Background Mucosal-associated invariant T (MAIT) cells are activated by microbe-derived metabolites and enriched at mucosal barriers, linking their biology closely to the gut microbiota. In rheumatoid arthritis (RA), MAIT-microbiota interactions may represent an underexplored pathogenic axis. Methods Peripheral blood MAIT cells were analysed by flow cytometry in 36 RA patients and 31 healthy controls (HCs). Fecal samples underwent 16S rRNA gene sequencing to characterize gut microbiota composition and PICRUSt2-based functional prediction analysis was performed to explore microbial metabolic pathways. Associations between microbial taxa, MAIT cells and clinical parameters were evaluated by non-parametric statistics and Spearman analysis.
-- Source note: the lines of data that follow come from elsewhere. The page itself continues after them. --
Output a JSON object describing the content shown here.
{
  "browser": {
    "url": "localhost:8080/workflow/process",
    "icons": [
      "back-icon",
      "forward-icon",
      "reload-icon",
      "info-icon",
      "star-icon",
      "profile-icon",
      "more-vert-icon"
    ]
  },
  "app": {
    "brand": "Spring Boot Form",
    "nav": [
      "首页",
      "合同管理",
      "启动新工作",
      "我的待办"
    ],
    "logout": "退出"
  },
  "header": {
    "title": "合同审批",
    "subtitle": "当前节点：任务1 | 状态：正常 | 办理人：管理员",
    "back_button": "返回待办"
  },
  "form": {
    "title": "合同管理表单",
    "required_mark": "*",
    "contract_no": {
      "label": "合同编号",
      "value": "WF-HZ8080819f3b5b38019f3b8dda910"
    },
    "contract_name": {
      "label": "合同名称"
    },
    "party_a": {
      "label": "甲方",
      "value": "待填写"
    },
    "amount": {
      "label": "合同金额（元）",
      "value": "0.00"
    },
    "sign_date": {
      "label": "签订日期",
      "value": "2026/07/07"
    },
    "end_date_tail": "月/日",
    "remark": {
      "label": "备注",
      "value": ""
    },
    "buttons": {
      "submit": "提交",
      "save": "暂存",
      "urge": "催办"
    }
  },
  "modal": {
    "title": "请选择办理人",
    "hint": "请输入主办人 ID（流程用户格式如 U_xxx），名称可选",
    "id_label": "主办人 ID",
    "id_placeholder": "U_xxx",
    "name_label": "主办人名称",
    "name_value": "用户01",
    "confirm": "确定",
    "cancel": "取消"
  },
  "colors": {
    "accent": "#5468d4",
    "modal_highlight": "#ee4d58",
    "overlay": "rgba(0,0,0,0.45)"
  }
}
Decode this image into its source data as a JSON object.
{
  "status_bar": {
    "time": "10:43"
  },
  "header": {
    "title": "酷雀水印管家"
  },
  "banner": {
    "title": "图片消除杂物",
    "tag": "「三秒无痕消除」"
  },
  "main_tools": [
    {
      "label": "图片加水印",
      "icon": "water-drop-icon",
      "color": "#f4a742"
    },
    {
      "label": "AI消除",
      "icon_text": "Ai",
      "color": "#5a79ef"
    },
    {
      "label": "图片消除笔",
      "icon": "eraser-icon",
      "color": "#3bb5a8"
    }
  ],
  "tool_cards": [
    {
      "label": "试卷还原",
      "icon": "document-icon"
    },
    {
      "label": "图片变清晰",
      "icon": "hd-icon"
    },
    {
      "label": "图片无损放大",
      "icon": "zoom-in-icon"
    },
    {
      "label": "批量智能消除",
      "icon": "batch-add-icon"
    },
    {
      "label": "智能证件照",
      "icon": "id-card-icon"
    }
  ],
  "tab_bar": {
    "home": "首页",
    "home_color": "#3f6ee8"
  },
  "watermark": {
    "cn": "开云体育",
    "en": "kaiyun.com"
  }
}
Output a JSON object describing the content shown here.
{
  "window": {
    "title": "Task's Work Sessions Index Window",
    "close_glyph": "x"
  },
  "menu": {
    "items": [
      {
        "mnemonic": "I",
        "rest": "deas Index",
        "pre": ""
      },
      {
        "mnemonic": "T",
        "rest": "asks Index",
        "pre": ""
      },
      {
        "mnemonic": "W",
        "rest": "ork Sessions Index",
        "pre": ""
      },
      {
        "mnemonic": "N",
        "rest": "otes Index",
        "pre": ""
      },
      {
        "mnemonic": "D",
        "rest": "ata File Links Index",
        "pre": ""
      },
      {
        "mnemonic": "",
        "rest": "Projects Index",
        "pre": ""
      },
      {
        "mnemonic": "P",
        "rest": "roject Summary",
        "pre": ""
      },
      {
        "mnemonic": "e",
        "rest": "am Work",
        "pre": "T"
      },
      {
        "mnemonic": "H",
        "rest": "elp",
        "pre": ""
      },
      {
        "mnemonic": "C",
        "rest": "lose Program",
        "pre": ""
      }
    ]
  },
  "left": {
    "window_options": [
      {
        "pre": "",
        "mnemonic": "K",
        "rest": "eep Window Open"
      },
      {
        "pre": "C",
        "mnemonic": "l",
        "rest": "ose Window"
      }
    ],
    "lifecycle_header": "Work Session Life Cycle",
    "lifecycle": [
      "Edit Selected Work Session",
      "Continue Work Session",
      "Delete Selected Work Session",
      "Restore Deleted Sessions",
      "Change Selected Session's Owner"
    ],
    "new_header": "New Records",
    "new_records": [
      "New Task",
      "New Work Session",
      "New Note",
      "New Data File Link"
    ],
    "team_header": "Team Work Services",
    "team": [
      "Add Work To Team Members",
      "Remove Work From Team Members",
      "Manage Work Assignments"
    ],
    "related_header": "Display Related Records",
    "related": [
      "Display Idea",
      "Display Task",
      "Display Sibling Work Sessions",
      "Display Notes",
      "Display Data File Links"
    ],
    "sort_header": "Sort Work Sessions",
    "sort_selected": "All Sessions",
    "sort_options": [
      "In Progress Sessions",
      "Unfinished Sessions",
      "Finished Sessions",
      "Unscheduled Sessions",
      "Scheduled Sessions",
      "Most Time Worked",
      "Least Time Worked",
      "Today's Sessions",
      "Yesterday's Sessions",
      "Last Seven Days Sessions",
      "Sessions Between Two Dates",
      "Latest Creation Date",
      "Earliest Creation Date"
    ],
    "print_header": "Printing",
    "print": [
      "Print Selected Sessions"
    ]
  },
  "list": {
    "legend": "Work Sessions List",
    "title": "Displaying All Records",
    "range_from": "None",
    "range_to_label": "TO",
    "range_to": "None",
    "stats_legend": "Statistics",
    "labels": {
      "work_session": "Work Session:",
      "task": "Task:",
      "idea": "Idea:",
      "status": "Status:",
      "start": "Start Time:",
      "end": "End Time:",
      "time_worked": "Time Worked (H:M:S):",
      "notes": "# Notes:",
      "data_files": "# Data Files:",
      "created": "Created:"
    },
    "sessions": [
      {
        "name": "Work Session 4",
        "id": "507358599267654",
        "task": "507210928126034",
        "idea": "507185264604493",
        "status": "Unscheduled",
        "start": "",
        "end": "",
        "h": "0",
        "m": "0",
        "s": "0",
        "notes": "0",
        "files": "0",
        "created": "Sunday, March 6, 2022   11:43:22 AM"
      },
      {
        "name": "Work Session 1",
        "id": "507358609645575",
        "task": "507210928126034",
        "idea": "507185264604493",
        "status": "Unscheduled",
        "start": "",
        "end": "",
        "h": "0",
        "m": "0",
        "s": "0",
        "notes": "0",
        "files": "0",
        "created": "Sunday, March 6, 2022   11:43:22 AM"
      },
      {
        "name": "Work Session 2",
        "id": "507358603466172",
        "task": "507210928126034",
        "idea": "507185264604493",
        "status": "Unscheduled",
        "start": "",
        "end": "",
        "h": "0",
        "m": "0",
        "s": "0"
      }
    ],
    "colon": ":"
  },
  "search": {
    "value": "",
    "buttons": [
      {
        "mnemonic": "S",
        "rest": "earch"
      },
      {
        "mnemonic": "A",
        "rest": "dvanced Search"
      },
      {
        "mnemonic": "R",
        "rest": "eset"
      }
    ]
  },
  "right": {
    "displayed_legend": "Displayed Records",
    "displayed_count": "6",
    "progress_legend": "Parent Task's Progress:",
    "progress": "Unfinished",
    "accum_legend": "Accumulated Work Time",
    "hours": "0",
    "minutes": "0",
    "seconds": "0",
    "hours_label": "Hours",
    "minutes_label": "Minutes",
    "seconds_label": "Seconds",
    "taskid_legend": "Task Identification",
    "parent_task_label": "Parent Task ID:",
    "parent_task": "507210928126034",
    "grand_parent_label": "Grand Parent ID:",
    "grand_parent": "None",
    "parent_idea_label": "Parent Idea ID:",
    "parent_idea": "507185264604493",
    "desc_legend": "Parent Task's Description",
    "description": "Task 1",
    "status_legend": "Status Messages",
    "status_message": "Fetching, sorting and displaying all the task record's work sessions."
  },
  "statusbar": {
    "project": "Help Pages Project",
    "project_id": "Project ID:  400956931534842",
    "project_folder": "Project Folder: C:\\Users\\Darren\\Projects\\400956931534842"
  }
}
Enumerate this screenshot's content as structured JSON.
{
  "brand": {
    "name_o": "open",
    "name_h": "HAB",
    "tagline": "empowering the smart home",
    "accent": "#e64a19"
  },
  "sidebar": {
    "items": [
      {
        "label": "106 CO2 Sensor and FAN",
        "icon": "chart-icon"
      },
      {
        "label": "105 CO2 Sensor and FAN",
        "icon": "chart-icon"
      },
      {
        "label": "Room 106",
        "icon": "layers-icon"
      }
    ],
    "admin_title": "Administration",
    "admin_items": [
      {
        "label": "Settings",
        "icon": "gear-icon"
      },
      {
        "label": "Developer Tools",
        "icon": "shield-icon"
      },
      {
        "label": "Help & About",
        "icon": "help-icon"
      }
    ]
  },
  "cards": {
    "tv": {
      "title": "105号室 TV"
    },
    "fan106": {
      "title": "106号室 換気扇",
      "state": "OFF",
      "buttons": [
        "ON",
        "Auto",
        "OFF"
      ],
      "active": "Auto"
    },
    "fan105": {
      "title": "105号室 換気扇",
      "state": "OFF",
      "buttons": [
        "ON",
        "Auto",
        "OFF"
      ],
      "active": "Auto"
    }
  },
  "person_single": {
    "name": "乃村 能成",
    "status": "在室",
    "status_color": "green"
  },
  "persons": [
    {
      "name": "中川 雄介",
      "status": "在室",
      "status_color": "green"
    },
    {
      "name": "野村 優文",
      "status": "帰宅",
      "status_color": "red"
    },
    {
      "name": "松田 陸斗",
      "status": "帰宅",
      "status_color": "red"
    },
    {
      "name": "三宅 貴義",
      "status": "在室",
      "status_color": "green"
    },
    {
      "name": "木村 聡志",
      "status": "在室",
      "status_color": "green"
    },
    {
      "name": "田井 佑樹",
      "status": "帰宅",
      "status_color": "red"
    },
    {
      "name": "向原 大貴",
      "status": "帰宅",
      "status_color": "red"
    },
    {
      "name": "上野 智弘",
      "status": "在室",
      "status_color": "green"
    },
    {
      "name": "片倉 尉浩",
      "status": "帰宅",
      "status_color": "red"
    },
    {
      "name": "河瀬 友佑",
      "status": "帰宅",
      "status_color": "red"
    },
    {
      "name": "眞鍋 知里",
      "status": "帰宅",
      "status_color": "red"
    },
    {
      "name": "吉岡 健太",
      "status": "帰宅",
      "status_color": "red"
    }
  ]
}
Results Circulating MAIT cells were significantly reduced in RA, particularly the loss of CD8⁺MAIT cells ( P  < 0.01), and were further decreased in patients with moderate and high disease activity (M-HDA) ( P  > 0.05). Compared to HCs, RA patients exhibited reduced gut microbial richness and diversity. Moreover, reduced genera Subdoligranulum , Parasutterella and Alloprevotella correlated positively with total and CD8⁺MAIT cells, whereas increased genus Eggerthella correlated negatively ( P  < 0.05). Functional prediction revealed enriched genes ( ssuE , ribA/RIB1 , ribF , nudJ , RIB7 ) of riboflavin biosynthesis pathways in RA, with RIB7 expression significantly correlated with MAIT cell frequency ( P  = 0.004). Conclusion RA is characterized by concurrent MAIT-cell depletion and gut microbiota dysbiosis, with specific microbial taxa linked to MAIT-cell alterations. The enrichment of riboflavin-pathway genes suggests a potential mechanism connecting microbial metabolism to MAIT-cell dysregulation. These findings support a microbiota–MAIT axis in RA pathogenesis and highlight potential targets for therapeutic intervention.